Dirigiu-se até uma densa porta de madeira localizada um andar acima do setor onde exercia o seu cargo, dando leves batidas que foram recebidas por uma voz abafada que lhe mandava entrar.
Acomodou-se em um banco de couro, colocando o vinho no meio das pernas. Um homem, com uma careca reluzente, assinava calhamaços de papéis, enquanto que uma secretária ruiva socava o teclado de um computador velho.
- O senhor me chamou?
- Sim, Geraldo - respondera o chefe, sem tirar os olhos de sua mesa repleta de objetos amontoados.
- Antes queria lhe perguntar algo.
- Sim...
- Sabe que dia é hoje?
- Quinta-feira - resmungou o homem, coçando a careca que brilhava de suor.
- Também. Hoje faço três décadas nesta queridíssima e amada empresa. Trinta anos não são trinta dias...
- Oh, entendo. Parabéns - sibilara o chefe que, por fim, ergueu os olhos, tomando um gole de uísque em um copo com gelo a derreter.
Imediatamente, Geraldo abrira a garrafa de vinho com um saca-rolhas que carregara consigo estrategicamente em seu bolso, despejando a bebida no copo vazio do chefe que o olhava atônito, assim como a secretária, assustada com o estrondoso barulho da rolha que voara pela sala.
- Mas o que é isso? - perguntou a secretária, do outro canto da sala, ajeitando-se em sua cadeira, deixando cair sobre a mesa uma caneta.
- Vinho dos bons, senhora - respondeu Geraldo com os olhos a brilhar, esperando que seu chefe tragasse aquela bebida que havia comprado com tanto carinho.
Porém, o homem permaneceu imóvel, a olhar para o copo com vinho como se tivesse diante de si uma dezena de rãs mortas. Com a ponta do dedo afastou a bebida, onde Geraldo novamente a empurrou a ele, com um sorriso que lhe ia de orelha à orelha, um sorriso que quase lhe saía pela boca. O chefe coçou a careca que parecia ainda mais enxarcada de suor e sorveu, temeroso, a bebida, no qual fechou os olhos e esboçou em seu rosto enrugado um leve sorriso de contentamento.
- O que o senhor tinha pra falar, chefe?
Como se acordado de um transe, o homem ajustou a gravata amarela que lhe apertava a garganta, endireitou-se em sua poltrona reclinável, cruzando as mãos em cima de sua estufada barriga. Suspirou fundo, pigarreando logo em seguida, como se fosse pronunciar um demorado discurso político:
- A nossa empresa se alegra em tê-lo como funcionário há tantos anos, um homem que sempre seguiu com as nossas normas e ajudou, com suas próprias mãos e suor, a construir o que a nossa empresa hoje ela é...
E enquanto o chefe enchia aquela sala de palavras encantadoras e pomposas, Geraldo já imaginava em sua sala uma televisão de LCD que, provavelmente, iria ganhar de presente do homem que, ao contrário das outras pessoas daquele local, conseguia ver seu potencial.

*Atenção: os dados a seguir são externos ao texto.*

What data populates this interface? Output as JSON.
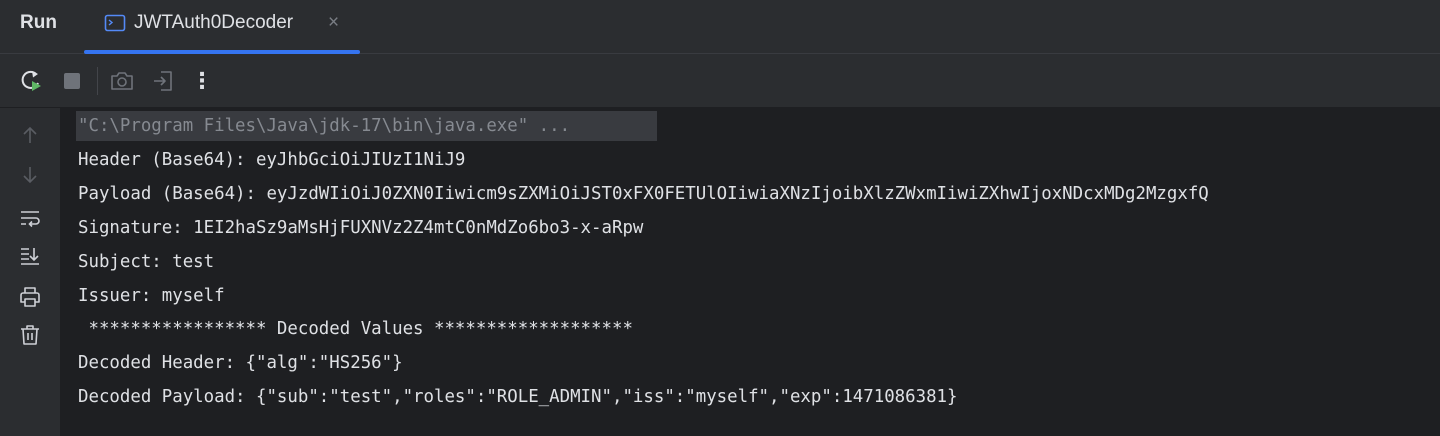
{
  "tabbar": {
    "run_label": "Run",
    "tab_title": "JWTAuth0Decoder",
    "tab_close": "×"
  },
  "toolbar": {
    "buttons": [
      "rerun-icon",
      "stop-icon",
      "screenshot-icon",
      "exit-icon",
      "more-icon"
    ],
    "more_label": "⋮"
  },
  "gutter": {
    "buttons": [
      "arrow-up-icon",
      "arrow-down-icon",
      "soft-wrap-icon",
      "scroll-to-end-icon",
      "print-icon",
      "trash-icon"
    ]
  },
  "console": {
    "command": "\"C:\\Program Files\\Java\\jdk-17\\bin\\java.exe\" ...",
    "lines": [
      "Header (Base64): eyJhbGciOiJIUzI1NiJ9",
      "Payload (Base64): eyJzdWIiOiJ0ZXN0Iiwicm9sZXMiOiJST0xFX0FETUlOIiwiaXNzIjoibXlzZWxmIiwiZXhwIjoxNDcxMDg2MzgxfQ",
      "Signature: 1EI2haSz9aMsHjFUXNVz2Z4mtC0nMdZo6bo3-x-aRpw",
      "Subject: test",
      "Issuer: myself",
      " ***************** Decoded Values *******************",
      "Decoded Header: {\"alg\":\"HS256\"}",
      "Decoded Payload: {\"sub\":\"test\",\"roles\":\"ROLE_ADMIN\",\"iss\":\"myself\",\"exp\":1471086381}"
    ]
  },
  "colors": {
    "accent": "#3574f0",
    "rerun_green": "#5fb865",
    "panel_bg": "#2b2d30",
    "console_bg": "#1e1f22"
  }
}
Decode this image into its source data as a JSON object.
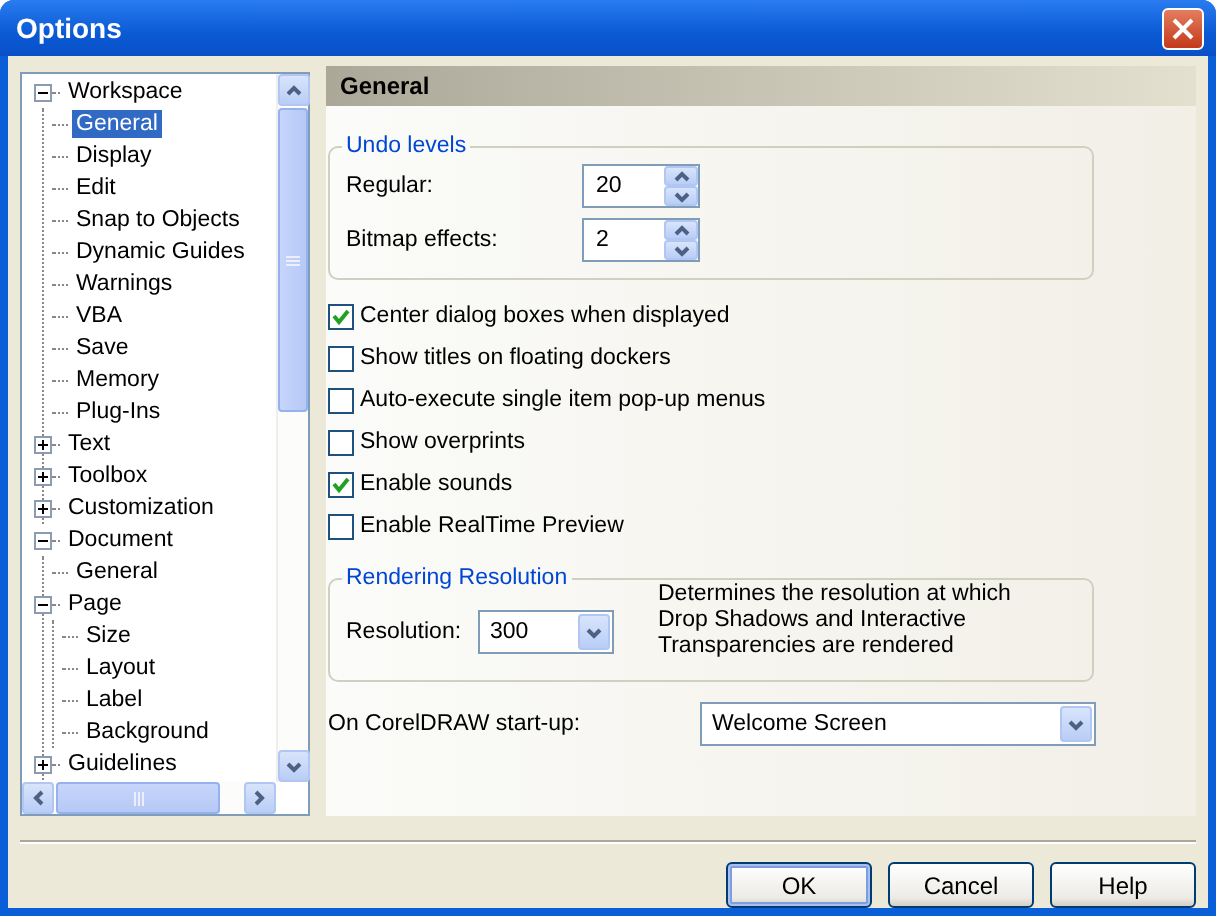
{
  "window": {
    "title": "Options"
  },
  "tree": [
    {
      "label": "Workspace",
      "expanded": true,
      "selected": false,
      "children": [
        {
          "label": "General",
          "selected": true
        },
        {
          "label": "Display",
          "selected": false
        },
        {
          "label": "Edit",
          "selected": false
        },
        {
          "label": "Snap to Objects",
          "selected": false
        },
        {
          "label": "Dynamic Guides",
          "selected": false
        },
        {
          "label": "Warnings",
          "selected": false
        },
        {
          "label": "VBA",
          "selected": false
        },
        {
          "label": "Save",
          "selected": false
        },
        {
          "label": "Memory",
          "selected": false
        },
        {
          "label": "Plug-Ins",
          "selected": false
        },
        {
          "label": "Text",
          "expanded": false,
          "selected": false
        },
        {
          "label": "Toolbox",
          "expanded": false,
          "selected": false
        },
        {
          "label": "Customization",
          "expanded": false,
          "selected": false
        }
      ]
    },
    {
      "label": "Document",
      "expanded": true,
      "selected": false,
      "children": [
        {
          "label": "General",
          "selected": false
        },
        {
          "label": "Page",
          "expanded": true,
          "selected": false,
          "children": [
            {
              "label": "Size",
              "selected": false
            },
            {
              "label": "Layout",
              "selected": false
            },
            {
              "label": "Label",
              "selected": false
            },
            {
              "label": "Background",
              "selected": false
            }
          ]
        },
        {
          "label": "Guidelines",
          "expanded": false,
          "selected": false
        }
      ]
    }
  ],
  "panel": {
    "title": "General",
    "undo_levels": {
      "title": "Undo levels",
      "fields": [
        {
          "label": "Regular:",
          "value": "20"
        },
        {
          "label": "Bitmap effects:",
          "value": "2"
        }
      ]
    },
    "checkboxes": [
      {
        "label": "Center dialog boxes when displayed",
        "checked": true
      },
      {
        "label": "Show titles on floating dockers",
        "checked": false
      },
      {
        "label": "Auto-execute single item pop-up menus",
        "checked": false
      },
      {
        "label": "Show overprints",
        "checked": false
      },
      {
        "label": "Enable sounds",
        "checked": true
      },
      {
        "label": "Enable RealTime Preview",
        "checked": false
      }
    ],
    "rendering": {
      "title": "Rendering Resolution",
      "label": "Resolution:",
      "value": "300",
      "description": "Determines the resolution at which Drop Shadows and Interactive Transparencies are rendered"
    },
    "startup": {
      "label": "On CorelDRAW start-up:",
      "value": "Welcome Screen"
    }
  },
  "buttons": [
    {
      "label": "OK",
      "default": true
    },
    {
      "label": "Cancel",
      "default": false
    },
    {
      "label": "Help",
      "default": false
    }
  ]
}
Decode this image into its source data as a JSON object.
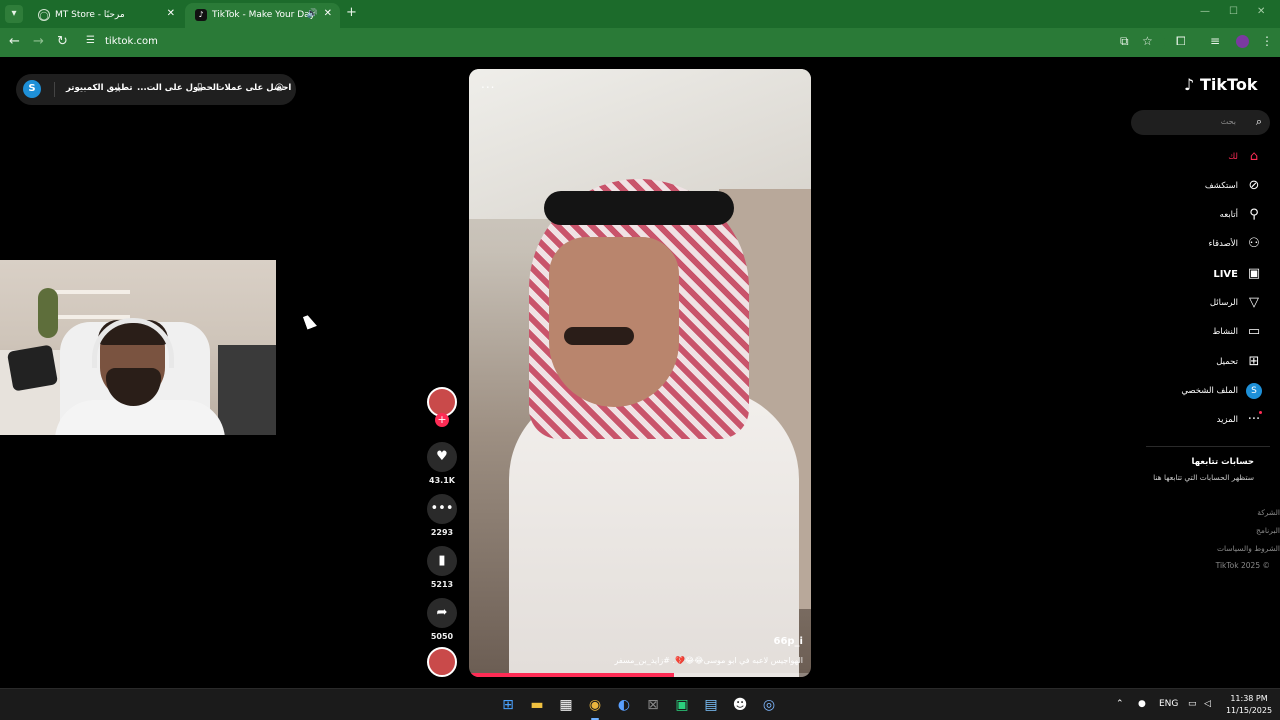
{
  "browser": {
    "tabs": [
      {
        "title": "MT Store - مرحبًا",
        "favicon": "globe-icon"
      },
      {
        "title": "TikTok - Make Your Day",
        "favicon": "tiktok-icon",
        "active": true,
        "audio": true
      }
    ],
    "url": "tiktok.com"
  },
  "top_pill": {
    "avatar_letter": "S",
    "items": [
      {
        "label": "احصل على عملات",
        "icon": "coin-icon"
      },
      {
        "label": "الحصول على الت...",
        "icon": "phone-icon"
      },
      {
        "label": "تطبيق الكمبيوتر",
        "icon": "download-icon"
      }
    ]
  },
  "video": {
    "menu": "...",
    "author": "66p_i",
    "caption": "الهواجيس لاعبه في ابو موسى😂😂💔. #زايد_بن_مسفر",
    "progress": 0.6
  },
  "actions": {
    "likes": "43.1K",
    "comments": "2293",
    "saves": "5213",
    "shares": "5050"
  },
  "sidebar": {
    "logo": "TikTok",
    "search_placeholder": "بحث",
    "nav": [
      {
        "label": "لك",
        "icon": "home-icon",
        "active": true
      },
      {
        "label": "استكشف",
        "icon": "compass-icon"
      },
      {
        "label": "أتابعه",
        "icon": "following-icon"
      },
      {
        "label": "الأصدقاء",
        "icon": "friends-icon"
      },
      {
        "label": "LIVE",
        "icon": "live-icon"
      },
      {
        "label": "الرسائل",
        "icon": "send-icon"
      },
      {
        "label": "النشاط",
        "icon": "message-icon"
      },
      {
        "label": "تحميل",
        "icon": "upload-icon"
      },
      {
        "label": "الملف الشخصي",
        "icon": "profile-icon",
        "avatar_letter": "S"
      },
      {
        "label": "المزيد",
        "icon": "more-icon"
      }
    ],
    "following_title": "حسابات تتابعها",
    "following_sub": "ستظهر الحسابات التي تتابعها هنا",
    "footer": [
      "الشركة",
      "البرنامج",
      "الشروط والسياسات",
      "© 2025 TikTok"
    ]
  },
  "taskbar": {
    "lang": "ENG",
    "time": "11:38 PM",
    "date": "11/15/2025"
  },
  "colors": {
    "accent": "#fe2c55",
    "browser_frame": "#1c6b2b"
  }
}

Em sua mente, imaginou uma garagem que iria mandar construir para pôr um carro que ganharia, e na parede de seu quarto colocaria a medalha que talvez ganhasse como funcionário exemplar.
-...e cumprindo com seus horários, fazendo com que nós prosperássemos. Porém, senhor Geraldo, os dias atuais estão cada vez mais complicados, cheios de reviravoltas e turbilhões, e é necessário limpar o baú do passado para que um brilhante futuro seja concretizado. Por esse motivo, estamos desligando o senhor da nossa empresa.
Geraldo pareceu não ouvir. Pediu para que o chefe repetisse, e a cada momento que se passava, cada vez mais que permanecia ali dentro daquela sala que firmava ainda mais aquela verdade dolorosa, mais ele sentia em seu peito aquelas palavras ecoarem dentro de si, cravarem-se em sua alma como o gume de uma faca traiçoeira.
O funcionário colocou debaixo do braço o seu caríssimo vinho, passou em sua sala, de cabeça baixar para não esboçar nenhum sentimento que denunciasse a sua demissão aos colegas de trabalho - ou melhor, ex-trabalho. E recolhendo suas coisas lentamente, saiu daquele setor que tanto conhecia, cumprimentou pela última vez o homem do elevador, que sempre contava a mesma piada todos os dias, e sem se despedir de ninguém, saiu daquele edifício que, por fim, parecia desabar em suas costas.

3 comentários:

Anônimo disse...

E, infelizmente, existem muitos "Geraldos" no mundo.
Como dizem esses "consultores empresariais": "o mercado de trabalho não valoriza tempo de casa de funcionários, valoriza a criatividade e raciocínio rápido."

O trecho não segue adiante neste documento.